Floyd was not convinced but by now all his lines of enquiry had ended.
He handed the tin to Sherbet who grasped the tin in his mouth in a very princely manner and set off out of the shop and into the street outside.
Floyd made his way gingerly to the door, to see what Sherbet was up too.
”How could he possibly read the label,” he thought to himself?
Floyd arrived at the door at exactly the right moment. Ms Crotchet was staggering along the pavement outside the shop under the weight of a very large brown cardboard box. Her journey to the Post Office made even more hazardous by the faulty old streetlight that keep going off, and then back on again. One second all was well, the next the square was plunged into an inky blackness without any warning.
“Oh dear!” exclaimed Ms Crotchet as the light flickered.
Sarah’s Mother, who was close by, went to her assistance. Sherbet saw his chance and, timing his move with military precision, made his move.
He Trotted up to Sarah’s mother, sat down, and dropped the tin in her path as she made her way to help the unbalanced Ms Crotchet.

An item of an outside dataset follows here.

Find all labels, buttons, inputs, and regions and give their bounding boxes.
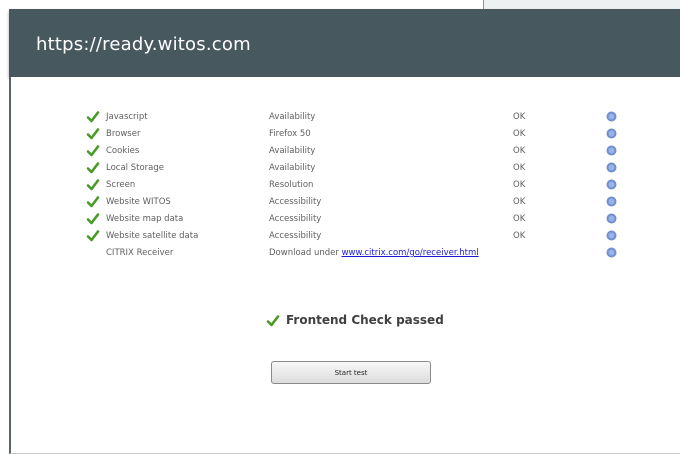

The tin clattered and dinged as Sarah’s mother tripped over the bright yellow tin sending it bouncing off the wall and the Post Office step. For a moment the two ladies fought a beautiful synchronised dual with gravity. First lurching one way, then almost in perfect harmony with each other, the other. Never quite touching but creating ballet style movements of the highest difficulty.
The first to gain control was Sarah’s mother. She reached down and angrily grabbed the spinning tin.
“What are you doing Sherbet?” she shrieked. This tin of Beans and Sausages could have broken my neck.
“Oh are you all right?” came a muffled voice from behind the now partially controlled cardboard tower.
“Oh’ Sherbet you are a silly dog”
Sherbet dipped his head and gave a little whimper, in that way dogs do, walked over to Sarah’s mother and gently took the yellow tin from her hand.
Floyd grasped his head in disbelief. From the Charity Shop doorway he had watched the whole performance.
“Beans and Sausages” he muttered, “well I never would have guessed that.”
Not exactly what I had in mind, he thought, but yes it will be nice.
By now Sherbet had trotted back to the shop and brushed passed, in a very deliberate way, the amazed Floyd who was still staring at the spot where the great event had taken place.
Sherbet entered the shop with an air of superiority that for once he did deserve.
“Beans and Sausages cheif” he proclaimed.